Universal and binary builds (was: Re: Is isysroot useful for non-universal?)

Jeremy Huddleston jeremyhu at macports.org
Mon Mar 23 16:01:52 PDT 2009


On Mar 23, 2009, at 15:12, Ryan Schmidt wrote:
>
> I would want (at least) one build server for each OS and processor  
> combination, but if we began with just a single Intel Leopard  
> machine, that would cover the majority of users. If we add a  
> corresponding PowerPC Leopard machine, then we could do something  
> interesting: Once the Intel and PowerPC builds are sent to the  
> download server, the download server could combine both builds into  
> a single universal binary package.

Why put it on the back of the download server?  Let the user handle  
this.  That way if we support n differnet architectures, we just need  
to host n files (one tarball for each arch) instead of n! files (one  
tarball for each combination).  With ppc, ppc64, i386, x86_64 that's 4  
versus 24 files which would probably be about 10x storage space  
required (just a rough estimate considering that the combined packages  
will be larger than the individual ones)

> It would use lipo, probably assisted by the code we have in the  
> MacPorts merge procedure or the muniversal portgroup.

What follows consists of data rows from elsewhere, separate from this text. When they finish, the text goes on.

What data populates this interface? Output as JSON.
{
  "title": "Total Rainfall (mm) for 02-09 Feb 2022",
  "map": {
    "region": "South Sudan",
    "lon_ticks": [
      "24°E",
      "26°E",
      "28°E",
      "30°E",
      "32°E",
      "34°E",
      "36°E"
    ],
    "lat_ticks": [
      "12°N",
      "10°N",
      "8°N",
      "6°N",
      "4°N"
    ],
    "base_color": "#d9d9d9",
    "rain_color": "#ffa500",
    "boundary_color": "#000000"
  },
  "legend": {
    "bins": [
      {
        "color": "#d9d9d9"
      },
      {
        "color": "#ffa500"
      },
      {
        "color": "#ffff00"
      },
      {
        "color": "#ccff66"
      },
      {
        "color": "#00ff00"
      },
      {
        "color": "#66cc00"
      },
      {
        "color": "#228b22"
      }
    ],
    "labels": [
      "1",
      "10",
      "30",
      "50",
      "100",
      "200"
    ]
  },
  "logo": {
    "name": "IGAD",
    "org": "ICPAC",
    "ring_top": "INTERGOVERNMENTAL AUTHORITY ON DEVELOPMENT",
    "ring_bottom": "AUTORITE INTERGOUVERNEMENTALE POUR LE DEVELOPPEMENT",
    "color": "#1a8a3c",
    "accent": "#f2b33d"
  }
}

It would avoid  
> the above problems with our existing universal variants because the  
> configure phase would run once for each processor, on that  
> processor. We wouldn't need to deal with SDKs anymore. (I've never  
> been comfortable with the idea of allowing the user to specify an  
> SDK in macports.conf, so I don't see it as a problem that that would  
> not be accommodated by our binary builds.)
>
> Using the above, we would have stable 32-bit universal binaries. We  
> would also want each build server to separately build 64-bit  
> versions. Obviously the build servers would be 64-bit machines.

This just needs 2 build servers per OS version.  Setup a ppc chroot on  
the ppc64 box and an i386 chroot on the x86_64 box.  Since rosetta  
doesn't handle ppc64, we can't narrow this down to a single x86_64 box.